One constant challenge for Spears and her collaborators is how to adapt the soft-core erotica at the heart of her self-expression to the family audience that has somehow stuck with her since she left The All New Mickey Mouse Club. The circus motif proved ideal. Circuses are magical and creepy, home to pink-tutu wearing high-wire princesses and creepy bearded ladies, loved by children but famously run by flim flam artists and freaks. In the circus, Spears finds her perfect metaphor for her own life as the world's favourite fallen angel.

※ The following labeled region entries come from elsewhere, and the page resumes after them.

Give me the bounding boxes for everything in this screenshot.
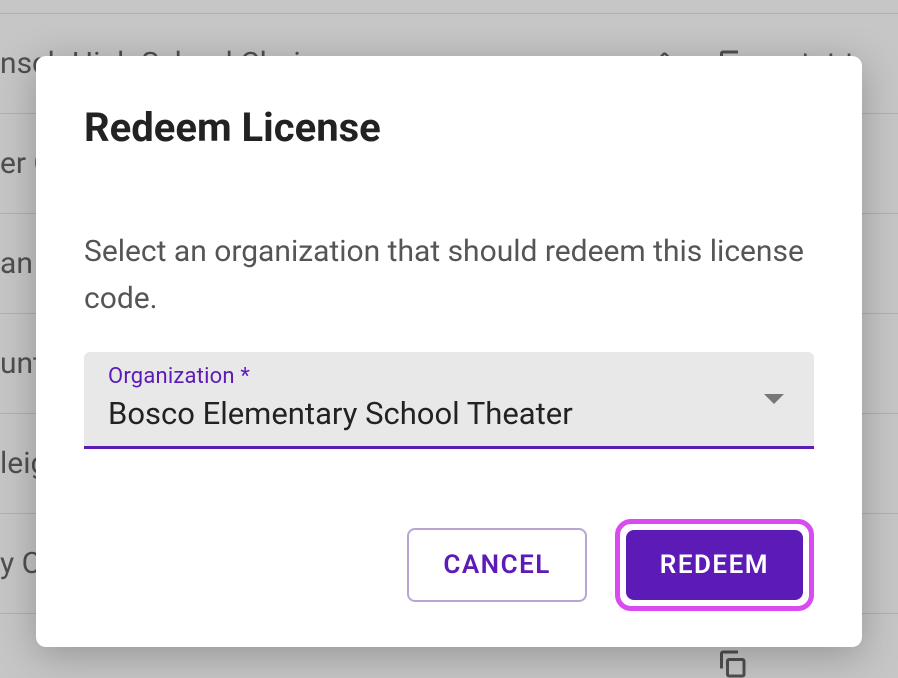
redeem-license-dialog: Redeem License Select an organization th…	[36, 56, 862, 647]
cancel-button[interactable]: CANCEL	[407, 528, 586, 602]
organization-select-label: Organization *	[108, 364, 790, 389]
chevron-down-icon	[764, 394, 784, 404]
dialog-title: Redeem License	[84, 104, 814, 151]
organization-select-value: Bosco Elementary School Theater	[108, 395, 790, 432]
dialog-description: Select an organization that should redee…	[84, 229, 814, 322]
redeem-button[interactable]: REDEEM	[626, 530, 803, 600]
dialog-actions: CANCEL REDEEM	[84, 519, 814, 611]
redeem-button-highlight: REDEEM	[615, 519, 814, 611]
organization-select[interactable]: Organization * Bosco Elementary School T…	[84, 352, 814, 449]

This particular iteration of a theme (that Madonna and Christina Aguilera have also explored) neatly balanced the wholesome with the downright nasty; though its scenarios were obvious, they still worked well under Spears' command.
Most daring was a sequence that began with a video that showed masked interlopers borrowed from the Stanley Kubrick film Eyes Wide Shut, who writhed about on divans as Spears mouthed the Marilyn Manson version of the Eurythmics song Sweet Dreams (Are Made of This). Spears then emerged to re-enact the scene wearing two versions of a white-gold gymnast's leotard with her erogenous zones highlighted in black. She gave a lap dance to a clown; she was lifted aloft by a pair of acrobats and did some simulated heavy petting. In truth, nothing matched the raciest moments of Janet Jackson's last tour, but as mainstream erotica, it was effective.

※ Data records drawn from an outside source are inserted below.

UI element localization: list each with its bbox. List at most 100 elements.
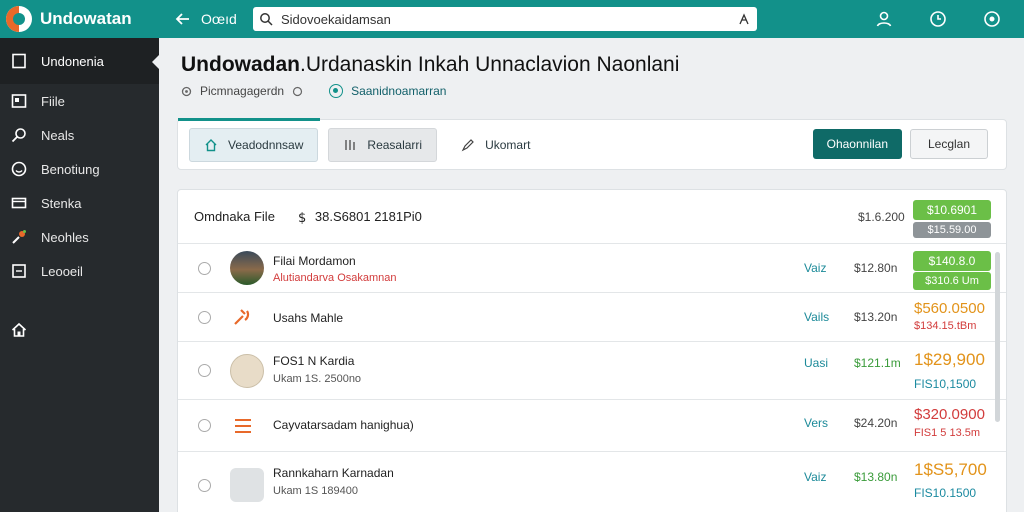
row-amount: 1$29,900 <box>914 350 985 369</box>
clock-icon[interactable] <box>926 7 950 31</box>
tab-label: Reasalarri <box>367 137 423 152</box>
row-version: Vails <box>804 310 830 324</box>
sidebar-item-label: Fiile <box>41 93 65 109</box>
sidebar-item-stenka[interactable]: Stenka <box>0 186 159 220</box>
row-thumbnail <box>230 353 264 388</box>
sidebar: Undonenia Fiile Neals Benotiung Stenka N… <box>0 38 160 512</box>
search-box[interactable] <box>253 7 757 31</box>
sidebar-item-benotiung[interactable]: Benotiung <box>0 152 159 186</box>
row-thumbnail <box>230 251 264 285</box>
user-icon <box>292 86 303 96</box>
row-radio[interactable] <box>198 364 211 377</box>
header-badge: $10.6901 $15.59.00 <box>913 200 991 238</box>
tool-icon <box>232 306 254 328</box>
row-version: Vers <box>804 416 829 430</box>
row-sub: Ukam 1S 189400 <box>273 485 358 497</box>
file-icon <box>11 94 27 108</box>
sidebar-item-neohles[interactable]: Neohles <box>0 220 159 254</box>
primary-button[interactable]: Ohaonnilan <box>812 129 902 159</box>
square-icon <box>12 53 26 69</box>
home-icon[interactable] <box>11 322 27 343</box>
row-radio[interactable] <box>198 261 211 275</box>
top-bar: Undowatan Oœıd <box>0 0 1024 38</box>
row-thumbnail <box>230 468 264 502</box>
row-name: Cayvatarsadam hanighua) <box>273 418 414 432</box>
badge-icon <box>329 84 344 98</box>
toolbar: Veadodnnsaw Reasalarri Ukomart Ohaonnila… <box>177 118 1007 170</box>
row-price: $13.20n <box>854 310 898 324</box>
table-row[interactable]: Rannkaharn Karnadan Ukam 1S 189400 Vaiz … <box>178 452 1006 512</box>
sidebar-item-label: Stenka <box>41 195 82 211</box>
back-button[interactable]: Oœıd <box>175 11 245 27</box>
breadcrumb: Picmnagagerdn Saanidnoamarran <box>181 84 446 98</box>
secondary-button[interactable]: Lecglan <box>910 129 988 159</box>
row-amount-badge: $140.8.0 $310.6 Um <box>913 251 991 290</box>
row-amount-sub: FIS10,1500 <box>914 377 977 391</box>
settings-icon[interactable] <box>980 7 1004 31</box>
row-sub: Ukam 1S. 2500no <box>273 373 362 385</box>
tab-label: Ukomart <box>485 137 531 152</box>
row-version: Vaiz <box>804 261 827 275</box>
back-label: Oœıd <box>201 11 237 27</box>
user-icon[interactable] <box>872 7 896 31</box>
pen-icon <box>461 138 474 151</box>
search-icon <box>11 128 26 143</box>
home-icon <box>205 138 217 151</box>
arrow-left-icon <box>175 13 189 25</box>
list-icon <box>232 415 254 437</box>
row-name: Usahs Mahle <box>273 311 344 325</box>
brand[interactable]: Undowatan <box>0 0 159 38</box>
tab-ukomart[interactable]: Ukomart <box>447 128 544 162</box>
app-name: Undowatan <box>40 9 132 28</box>
smile-icon <box>11 161 27 177</box>
table-row[interactable]: Filai Mordamon Alutiandarva Osakamnan Va… <box>178 244 1006 293</box>
card-icon <box>11 197 27 209</box>
row-amount: 1$S5,700 <box>914 460 987 479</box>
table-row[interactable]: Usahs Mahle Vails $13.20n $560.0500 $134… <box>178 293 1006 342</box>
row-price: $24.20n <box>854 416 898 430</box>
tab-reasalarri[interactable]: Reasalarri <box>328 127 438 162</box>
row-version: Vaiz <box>804 470 827 484</box>
sidebar-item-label: Neals <box>41 127 75 143</box>
app-logo <box>6 6 32 32</box>
sidebar-item-neals[interactable]: Neals <box>0 118 159 152</box>
scrollbar[interactable] <box>995 252 1000 422</box>
row-amount: $320.0900 <box>914 406 985 423</box>
search-icon <box>260 13 273 26</box>
breadcrumb-item-active[interactable]: Saanidnoamarran <box>351 84 446 98</box>
gear-icon <box>181 86 192 96</box>
row-radio[interactable] <box>198 310 211 324</box>
page-title: Undowadan.Urdanaskin Inkah Unnaclavion N… <box>181 53 680 76</box>
dollar-icon: $ <box>298 211 306 224</box>
sidebar-item-label: Neohles <box>41 229 89 245</box>
mic-icon[interactable] <box>737 12 751 26</box>
sidebar-item-undonenia[interactable]: Undonenia <box>0 38 160 84</box>
row-name: FOS1 N Kardia <box>273 354 355 368</box>
table-title: Omdnaka File <box>194 209 275 224</box>
row-sub: Alutiandarva Osakamnan <box>273 272 397 284</box>
row-amount: $560.0500 <box>914 300 985 317</box>
sidebar-item-file[interactable]: Fiile <box>0 84 159 118</box>
breadcrumb-item[interactable]: Picmnagagerdn <box>200 84 284 98</box>
box-icon <box>12 264 26 278</box>
table-header: Omdnaka File $ 38.S6801 2181Pi0 $1.6.200… <box>178 190 1006 244</box>
file-table: Omdnaka File $ 38.S6801 2181Pi0 $1.6.200… <box>177 189 1007 512</box>
row-price: $12.80n <box>854 261 898 275</box>
search-input[interactable] <box>281 11 729 27</box>
sidebar-item-label: Benotiung <box>41 161 100 177</box>
sidebar-item-label: Leooeil <box>41 263 83 279</box>
svg-text:$: $ <box>298 211 306 224</box>
sidebar-item-leooeil[interactable]: Leooeil <box>0 254 159 288</box>
table-row[interactable]: Cayvatarsadam hanighua) Vers $24.20n $32… <box>178 400 1006 452</box>
tab-veadodnnsaw[interactable]: Veadodnnsaw <box>189 127 319 162</box>
table-row[interactable]: FOS1 N Kardia Ukam 1S. 2500no Uasi $121.… <box>178 342 1006 400</box>
row-radio[interactable] <box>198 419 211 432</box>
header-price: $1.6.200 <box>858 209 905 224</box>
row-amount-sub: FIS1 5 13.5m <box>914 427 981 439</box>
paint-icon <box>12 230 26 244</box>
row-name: Rannkaharn Karnadan <box>273 466 394 480</box>
table-total: $ 38.S6801 2181Pi0 <box>297 209 422 224</box>
row-radio[interactable] <box>198 478 211 492</box>
sidebar-item-label: Undonenia <box>41 53 104 69</box>
row-price: $121.1m <box>854 356 901 370</box>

This sequence wasn't quite as much fun, however, as the Bollywood version of Me Against the Music, based around some very well-choreographed group dancing, complete with Spears making mudras with her hands in a gorgeous green and gold harem pants ensemble. The night's take on Hot As Ice was also a kick, with Spears serving as an apt assistant to "the Misfit of Magic", Edward Alonzo.
One moment during the night did seem like a mistake. Spears disappeared several times during the set, to change costumes or allow her fellow performers a chance to show their skills. At one point, however, she didn't seem to resurface. Her backing singers awkwardly stood centre stage as her voice drifted forth, as if from beneath the stage.
Despite that first-night stumble and several numbers in which her dancing was no more than adequate, Spears can safely call this performance a success. She apparently has no interest in proving herself as a vocalist; Pink is a better acrobat, and her old friend Justin Timberlake is a far better dancer. But anyone who thinks her lacklustre would do well to remember what she really is: a burlesque performer, a carny's dream born a century or so too late to be fated to ply her art upon the midway, but able to fulfil the spectacle of blond ambition now.